Eteläkarjalainen maisema

Eteläkarjalainen maisema
Tässä blogissa on sekä kuvia että tarinoita upean Etelä-Karjalan luonnosta, ihmisistä ja kulttuurista. Kuvassa syyskuinen näkymä Saimaan kanavan varrelta.

perjantai 17. maaliskuuta 2017

“To taste the white bread.”


The first Finnish Church in Minneapolis  was erected by Apostolic Lutherans. Members standing in front of the new church in 1902. In this picture might be Mr. Peter Saarenpaa, too.


The story of Finnish immigrant in Minneapolis. This interview was made by Alfred Backman in February, 1939.
 

Peter Saarenpaa’s interview


At the age of 19 Peter Saarenpaa, 242 Humboldt Avenue N., came to Minneapolis August 11, 1871 (should be 1878), from Tornionjoki, Province of Oulu, Finland. Peter say that, when he stepped off the train at the old Milwaukee depot 61 years ago, the Mississippi River seemed to him to be the grandest sight he had ever beheld, particulary that part where the huge sheet of water leaped over the rocks at St. Anthony Falls.

The Minneapolis Journal, August 15, 1902
Peters father had preceded the family by for years, arriving in Minnesota in 1873. For two years he worked in the Pine City lumber camps, saving passage money for his family. Working in Finland he could never have hoped to accumulate the sum necessary to bring them to this country. Wages for agricultural common laborers like Peters father amounted to only 170 marks a year, approximately $ 34 in American money. Worse still, wages for women amounted to only half what was paid to men. Asked why he wished to come to America, Mr. Saarenpaa answered: “To taste the white bread.”

(Minneapolis) Star Tribune, January 15, !904
Anderson Store in Minneapolis Finntown
Finnish Apostolic Lutheran Church at Humboldt Avenue North in the 1920s
The former Apostolic Lutheran Church some years ago,
now a private building.
Salted fish, “piimää” (soured milk), and the hard, heavy, black bread, combined in famine times with pounded straw, provided the Finnish agricultural workers, or crofters, the Saarenpaa family lived in a state approximating serfdom, working out the rent for their small tract of land by laboring a specified number of days on the estate of the landlord. Naturally, when Peter’s father returned to this native land with stories of white bread every, and lumber camp food that far surpassed the best diet that the poor Finnish worker had ever dreamed of, and of wages that in one year amounted to more than the Finnish worker could earn in a dozen or more years, an exodus of agricultural workers took place.

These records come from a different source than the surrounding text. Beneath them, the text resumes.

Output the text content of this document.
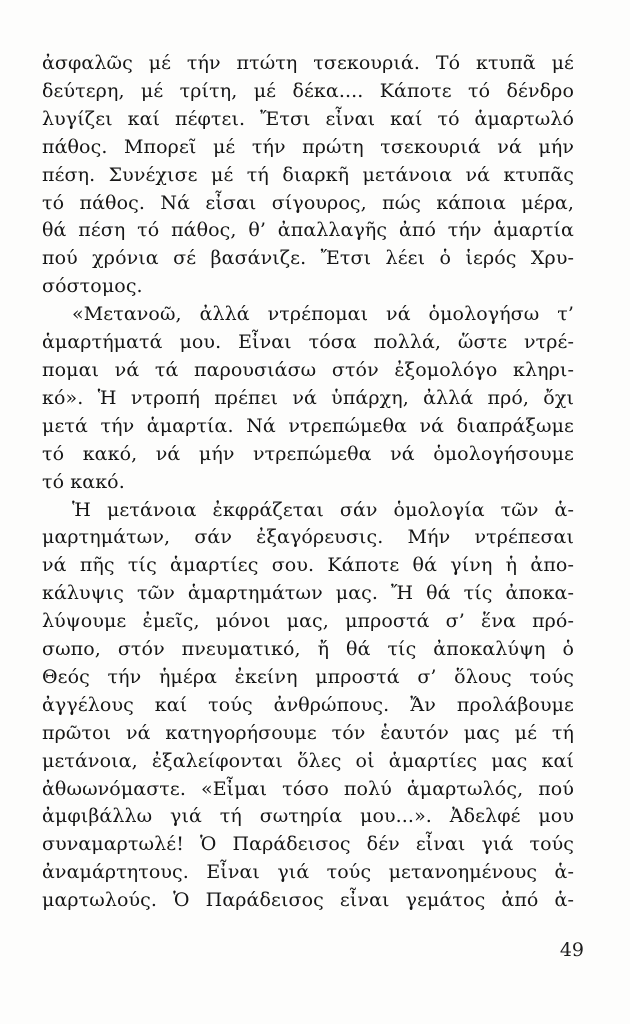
ἀσφαλῶς μέ τήν πτώτη τσεκουριά. Τό κτυπᾶ μέ
δεύτερη, μέ τρίτη, μέ δέκα.... Κάποτε τό δένδρο
λυγίζει καί πέφτει. Ἔτσι εἶναι καί τό ἁμαρτωλό
πάθος. Μπορεῖ μέ τήν πρώτη τσεκουριά νά μήν
πέση. Συνέχισε μέ τή διαρκῆ μετάνοια νά κτυπᾶς
τό πάθος. Νά εἶσαι σίγουρος, πώς κάποια μέρα,
θά πέση τό πάθος, θ’ ἀπαλλαγῆς ἀπό τήν ἁμαρτία
πού χρόνια σέ βασάνιζε. Ἔτσι λέει ὁ ἱερός Χρυ-
σόστομος.
«Μετανοῶ, ἀλλά ντρέπομαι νά ὁμολογήσω τ’
ἁμαρτήματά μου. Εἶναι τόσα πολλά, ὥστε ντρέ-
πομαι νά τά παρουσιάσω στόν ἐξομολόγο κληρι-
κό». Ἡ ντροπή πρέπει νά ὑπάρχη, ἀλλά πρό, ὄχι
μετά τήν ἁμαρτία. Νά ντρεπώμεθα νά διαπράξωμε
τό κακό, νά μήν ντρεπώμεθα νά ὁμολογήσουμε
τό κακό.
Ἡ μετάνοια ἐκφράζεται σάν ὁμολογία τῶν ἁ-
μαρτημάτων, σάν ἐξαγόρευσις. Μήν ντρέπεσαι
νά πῆς τίς ἁμαρτίες σου. Κάποτε θά γίνη ἡ ἀπο-
κάλυψις τῶν ἁμαρτημάτων μας. Ἤ θά τίς ἀποκα-
λύψουμε ἐμεῖς, μόνοι μας, μπροστά σ’ ἕνα πρό-
σωπο, στόν πνευματικό, ἤ θά τίς ἀποκαλύψη ὁ
Θεός τήν ἡμέρα ἐκείνη μπροστά σ’ ὅλους τούς
ἀγγέλους καί τούς ἀνθρώπους. Ἄν προλάβουμε
πρῶτοι νά κατηγορήσουμε τόν ἑαυτόν μας μέ τή
μετάνοια, ἐξαλείφονται ὅλες οἱ ἁμαρτίες μας καί
ἀθωωνόμαστε. «Εἶμαι τόσο πολύ ἁμαρτωλός, πού
ἀμφιβάλλω γιά τή σωτηρία μου...». Ἀδελφέ μου
συναμαρτωλέ! Ὁ Παράδεισος δέν εἶναι γιά τούς
ἀναμάρτητους. Εἶναι γιά τούς μετανοημένους ἁ-
μαρτωλούς. Ὁ Παράδεισος εἶναι γεμάτος ἀπό ἁ-
49
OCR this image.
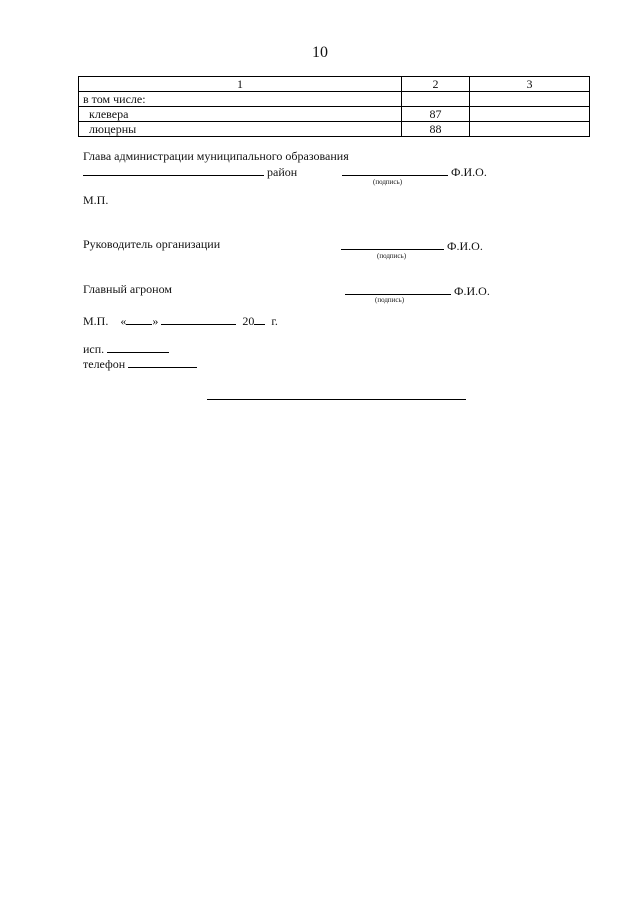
10
1	2	3
в том числе:		
клевера	87	
люцерны	88	
Глава администрации муниципального образования
район	Ф.И.О.
(подпись)
М.П.
Руководитель организации	Ф.И.О.
(подпись)
Главный агроном	Ф.И.О.
(подпись)
М.П. « »	20 г.
исп.
телефон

Upon arriving in Minneapolis in 1878, both father and son found employment with the Milwaukee Railroad as car cleaners, receiving $40 per month for a ten-hour day and a seven-day week. Mr. Saarenpaa remarked that it had not been for the confining hours he would have been able to supplement the family diet considerably by hunting game in the timberland surrounding the city. Incidentally, hunting licenses were required of any persons wishing to game in adjoining forests. The father worked for the Milwaukee Railroad until his death in 1904. Peter eventually learned to be a carpenter, and has sice worked at that trade, making it his regular occupation. In connection with his railroad work Mr. Saarenpaa spoke of having lived at a Finnish boarding house, called Wicksteads and Hermansons, at Washington Avenue and Second Street N. paying fifty cents per day for room, board and washing.

Like his father Peter devoutly followed the teachings of the Apostolic Lutheran Church and took an active part in it organization in North Minneapolis. Prior to 1895 meetings were held in a store building at Fourth Avenue and Main Street N.E. In 1895 Isaac Putas (Pudas) and Gustav Bergstadt, trustees, incorporated the Apostolic Lutheran Church at the Hennepin County Court House. It was the first Finnish Church in Minneapolis. In 1902 a church was erected at 237 Humboldt Avenue N., where services have been held regularly for 36 years. It was the first Finnish organization in this city- Mr Estenson (Torsten Estensen?), a Norwegian-Finn, who arrived in Minneapolis in 1880, performed all religious functions for the Finns in their own tongue during the years 1887 – 1888. Occasional services were held from time-to-time by Reverend Antti Wittikko-Huhta, who came to Minneapolis from Hancock, Michigan, whre he preached as an ordained minister of the Apostolic Lutheran Church as early as 1869.

The Saarenpaa family were, for 54 years, subscribers to America’s first weekly newspaper (actually, it was fifth, but the first one in Minnesota), the Uusi Kotimaa (New Homeland), established in Minneapolis by I.W Lahde in 1880 at 521 Third Street N. The paper was moved to New York Mills in 1884, where it continued publication until 1934, being purchased in that year by the Finnish Federation and moved to Superior, Wisconsin.